The organisation was reacting to a report by an MEP from the Group of Greens political grouping in the European Parliament.

This report is set to be debated by the parliament’s Committee on Environment, Public Health and Food Safety.

The report calls on the European Commission to cut the use of pesticides in the EU by 80% by 2030, with a view to completely phasing out synthetic pesticides in the bloc by 2035.

Although this report must go through several legislative steps before it becomes an actual EU regulation, it is nonetheless generating some level of concern among EU farming representatives.

In a statement, Copa Cogeca called for risk assessments of active substances in plant protection products to be “science based and transparent”, including for the more hazardous products.

“From the evidence available, this proposed target is not based on any impact assessment, nor does it provide any agronomic details on its approach,” Copa Cogeca said.

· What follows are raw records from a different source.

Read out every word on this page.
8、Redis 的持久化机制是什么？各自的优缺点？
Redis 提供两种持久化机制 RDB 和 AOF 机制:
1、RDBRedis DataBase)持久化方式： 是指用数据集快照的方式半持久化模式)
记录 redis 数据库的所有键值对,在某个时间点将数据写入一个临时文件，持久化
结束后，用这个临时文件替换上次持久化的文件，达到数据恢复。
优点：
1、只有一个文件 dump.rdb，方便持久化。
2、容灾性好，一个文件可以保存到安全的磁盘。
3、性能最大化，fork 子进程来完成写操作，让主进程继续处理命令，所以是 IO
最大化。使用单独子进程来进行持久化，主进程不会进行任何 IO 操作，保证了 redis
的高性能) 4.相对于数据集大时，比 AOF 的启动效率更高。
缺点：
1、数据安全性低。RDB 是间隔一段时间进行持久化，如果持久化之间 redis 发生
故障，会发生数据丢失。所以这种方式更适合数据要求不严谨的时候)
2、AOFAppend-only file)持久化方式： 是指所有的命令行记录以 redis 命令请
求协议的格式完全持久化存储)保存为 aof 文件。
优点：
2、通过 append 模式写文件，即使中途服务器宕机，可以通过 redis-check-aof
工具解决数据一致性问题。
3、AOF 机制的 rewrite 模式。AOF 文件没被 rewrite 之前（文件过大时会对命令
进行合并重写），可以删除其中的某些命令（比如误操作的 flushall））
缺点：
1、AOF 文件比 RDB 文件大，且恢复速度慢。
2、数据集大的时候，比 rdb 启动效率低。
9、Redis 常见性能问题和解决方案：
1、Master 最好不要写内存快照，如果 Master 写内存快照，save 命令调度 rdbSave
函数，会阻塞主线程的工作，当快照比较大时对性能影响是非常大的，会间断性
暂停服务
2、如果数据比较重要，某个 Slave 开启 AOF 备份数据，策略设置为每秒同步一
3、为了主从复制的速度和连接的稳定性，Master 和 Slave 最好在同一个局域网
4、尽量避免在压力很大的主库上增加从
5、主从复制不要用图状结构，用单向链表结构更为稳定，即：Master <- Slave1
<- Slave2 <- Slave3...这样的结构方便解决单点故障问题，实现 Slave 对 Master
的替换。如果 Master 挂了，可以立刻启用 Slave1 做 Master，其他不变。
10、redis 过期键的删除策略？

The current proposal from the European Commission, which would cut pesticide use by 50% over the same period of time, was itself “not solidly backed by scientific or technical evidence”, according to the EU farming organisation.

“We find it even more difficult to see how an 80% reduction target could be justified,” Copa Cogeca said.

As well as that, the group said that the draft proposal would “add massive obligatory and legal constraints for member states and farmers which appear simply unmanageable”.

“We continue to be left with an approach that is fully disconnected from the realities experienced by farmers,” the statement added.

“Let us recall that all studies carried out in the Farm to Fork Strategy, based on the commission’s 50% target approach, point in the same direction: A significant reduction in production, additional costs for consumers…and a massive carbon leakage effect towards [non-EU] countries who will produce a substantial part of our food.”

Copa Cogeca said: “We need to remember that for the past decade everywhere in Europe, farmers and co-operatives have been engaged and committed to input reductions and the use of alternatives solutions to synthetic plant protection products.

“However, we need time, new tools, and financial and political support to continue this path,” the organisation stressed.

The statement added: “We share the general objective of reducing inputs…but we warn that a simplistic target-based policy approach will be the most damaging and least effective solution for EU farming.”